The skillsets academic scientists need to start a new company
Most academic scientists are trained to believe that our skillsets and expertise are limited to our own academic focus, but they are completely independent of our field.
Earlier this year I participated as an invited lecturer at a workshop on innovation, entrepreneurship and leadership organized by the International Mentoring Foundation for the Advancement of Higher Education (IMFAHE). While the session was very well received, the discussion that ensued was particularly insightful and warrants exploring. (My session was titled “Test Your Idea. Take your idea into a project, a prototype, and a company.” It is one of a number of online courses offered each year for the purposes of enabling scientists to become innovators, entrepreneurs, and leaders in their communities, and help them create a positive impact on society.)
The first two posts I wrote on the subject can be found here:
- The importance of having a multidisciplinary team
- The role of intuition and luck when starting a company
I have paraphrased the questions for succinctness and clarity.
“What kind of skills do you recommend before starting a company?”
I think most academic scientists already have the skills that they need. I don’t believe our limitations are our skillsets. One always wants to develop those, but at the graduate and postdoc level one already has a lot of training. What most of us are missing is recognizing those skillsets, their value to a new venture, and the confidence to take the first step in either realizing your ideas or, if it’s someone else’s idea, that you are interested in supporting, taking the first step to begin working with that person on it.
“Now that you have these experiences and information, do you think you would be able to go into a startup that’s not directly associated with your academic interests, for example in multimedia? Or is it essential to connect the startup idea with your own academic expertise?”
The former! We are trained to believe that our skillsets and expertise are limited to our own academic focus, whereas they are completely independent of our field. We may have chosen our field, or circumstances dictated it, but what makes a great scientist is not the field in which those skills were applied — but the skills themselves that have been learned and refined along the way. It is likely that if we are successful in our field, we would have been just as successful in any other field, and will be successful in any new field we choose to enter. The context in which we are applying those skills just constitutes a new learning curve, new knowledge, and familiarity with an area of research that we will acquire on exposure – and at this point you have demonstrated that you are great at learning things quickly. You can take time to read a ton of papers and bring yourself up to speed, then spend a bit of time working in that area and you will succeed just as well as in any other field.

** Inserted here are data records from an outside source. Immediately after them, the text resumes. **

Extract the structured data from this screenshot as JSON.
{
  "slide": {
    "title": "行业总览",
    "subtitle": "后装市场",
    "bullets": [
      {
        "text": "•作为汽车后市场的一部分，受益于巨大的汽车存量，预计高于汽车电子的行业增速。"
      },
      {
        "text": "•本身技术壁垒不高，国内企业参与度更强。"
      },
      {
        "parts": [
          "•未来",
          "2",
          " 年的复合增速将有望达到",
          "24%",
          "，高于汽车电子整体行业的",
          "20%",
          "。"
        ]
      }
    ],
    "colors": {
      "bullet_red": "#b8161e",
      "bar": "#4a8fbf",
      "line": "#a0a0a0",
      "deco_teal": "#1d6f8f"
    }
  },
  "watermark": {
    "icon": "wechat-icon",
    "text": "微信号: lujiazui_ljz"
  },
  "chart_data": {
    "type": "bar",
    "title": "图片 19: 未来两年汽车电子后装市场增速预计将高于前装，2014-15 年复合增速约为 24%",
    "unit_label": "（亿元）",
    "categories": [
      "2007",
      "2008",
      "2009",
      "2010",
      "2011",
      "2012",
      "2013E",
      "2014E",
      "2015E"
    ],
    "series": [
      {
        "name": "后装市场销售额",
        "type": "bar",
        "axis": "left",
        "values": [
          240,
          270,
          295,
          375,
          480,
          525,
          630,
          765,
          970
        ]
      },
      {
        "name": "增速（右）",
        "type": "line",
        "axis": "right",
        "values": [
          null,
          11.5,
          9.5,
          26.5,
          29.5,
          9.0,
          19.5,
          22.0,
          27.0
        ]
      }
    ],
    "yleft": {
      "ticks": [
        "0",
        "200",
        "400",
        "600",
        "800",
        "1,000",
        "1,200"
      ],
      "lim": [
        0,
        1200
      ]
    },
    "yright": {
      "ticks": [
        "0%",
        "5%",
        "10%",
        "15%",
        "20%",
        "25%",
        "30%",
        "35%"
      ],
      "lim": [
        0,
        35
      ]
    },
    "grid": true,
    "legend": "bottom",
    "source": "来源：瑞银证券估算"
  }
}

I have always found it fascinating that we regard the application of scientific training as fundamentally different from the training others get in business, for instance, where the skillsets they develop are recognized to be broadly applicable to many different sectors. Businesses will often interview candidates with different backgrounds and experiences and, generally speaking, those candidates are not successful because of the field they trained in, but because they are great at learning about their market and sector very quickly and applying their skillset appropriately. The decision by the candidate is where they will choose to apply those skills.
The same is true for scientists. I have led many hiring rounds for various director- and executive-level recruitments and I have found that it matters less what specific sector a candidate has been working in. What matters more is evidence of the skillsets they will need in their new role, and the demonstration of success in their previous sector across those skillsets. There is an expectation that a high-performing scientist will be able to quickly teach themselves whatever they need to overcome the learning curve in a new area to achieve the same or a greater level of success in a new field because of additional experiences amassed along the way. We have all already demonstrated this ability: we did it when we joined our current lab. The challenge is to shorten the learning curve and pick things up much faster as we get more experience. At this point in your career, you already know how to do that.

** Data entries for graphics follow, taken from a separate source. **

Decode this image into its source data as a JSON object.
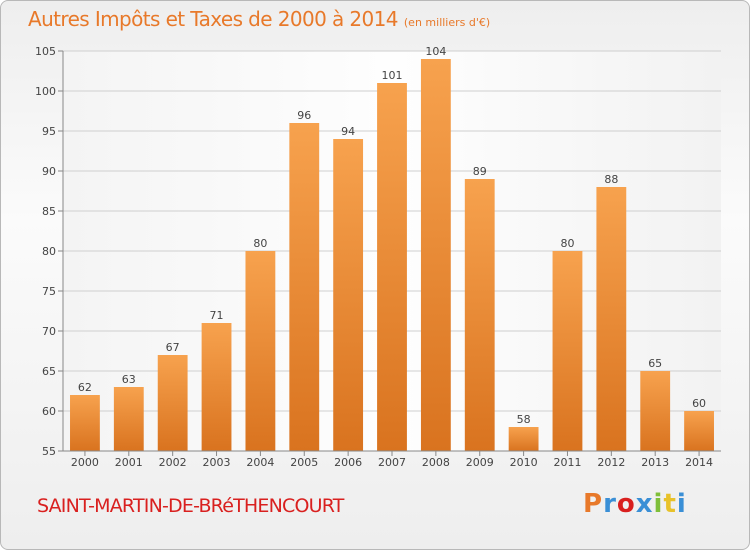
{
  "header": {
    "title": "Autres Impôts et Taxes de 2000 à 2014",
    "unit": "(en milliers d'€)"
  },
  "footer": {
    "commune": "SAINT-MARTIN-DE-BRéTHENCOURT",
    "logo": "Proxiti",
    "logo_colors": [
      "#e8792a",
      "#3a8fd6",
      "#d9201f",
      "#3a8fd6",
      "#7fbf3a",
      "#e8c22a",
      "#3a8fd6"
    ]
  },
  "chart_data": {
    "type": "bar",
    "title": "Autres Impôts et Taxes de 2000 à 2014",
    "subtitle": "(en milliers d'€)",
    "categories": [
      "2000",
      "2001",
      "2002",
      "2003",
      "2004",
      "2005",
      "2006",
      "2007",
      "2008",
      "2009",
      "2010",
      "2011",
      "2012",
      "2013",
      "2014"
    ],
    "values": [
      62,
      63,
      67,
      71,
      80,
      96,
      94,
      101,
      104,
      89,
      58,
      80,
      88,
      65,
      60
    ],
    "ylim": [
      55,
      105
    ],
    "yticks": [
      55,
      60,
      65,
      70,
      75,
      80,
      85,
      90,
      95,
      100,
      105
    ],
    "grid": true,
    "bar_color_top": "#f7a24e",
    "bar_color_bottom": "#d9731f"
  }
}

“How good are online resources? Is there another way to learn these skillsets?”
They are as good as any today. You want to pull informational resources from all sorts of different places. If you are pulling from the internet, there are good and bad sources. Pull from trusted sources: primary, reputable publications, seminars, workshops, websites… There is also a human component: there are experts behind those publications, and it is worthwhile to identify them and talk to them. Experts can compress a lifetime’s worth of experience into a short conversation with you, which would make the learning curve a lot faster than trying to figure it out yourself from first principles.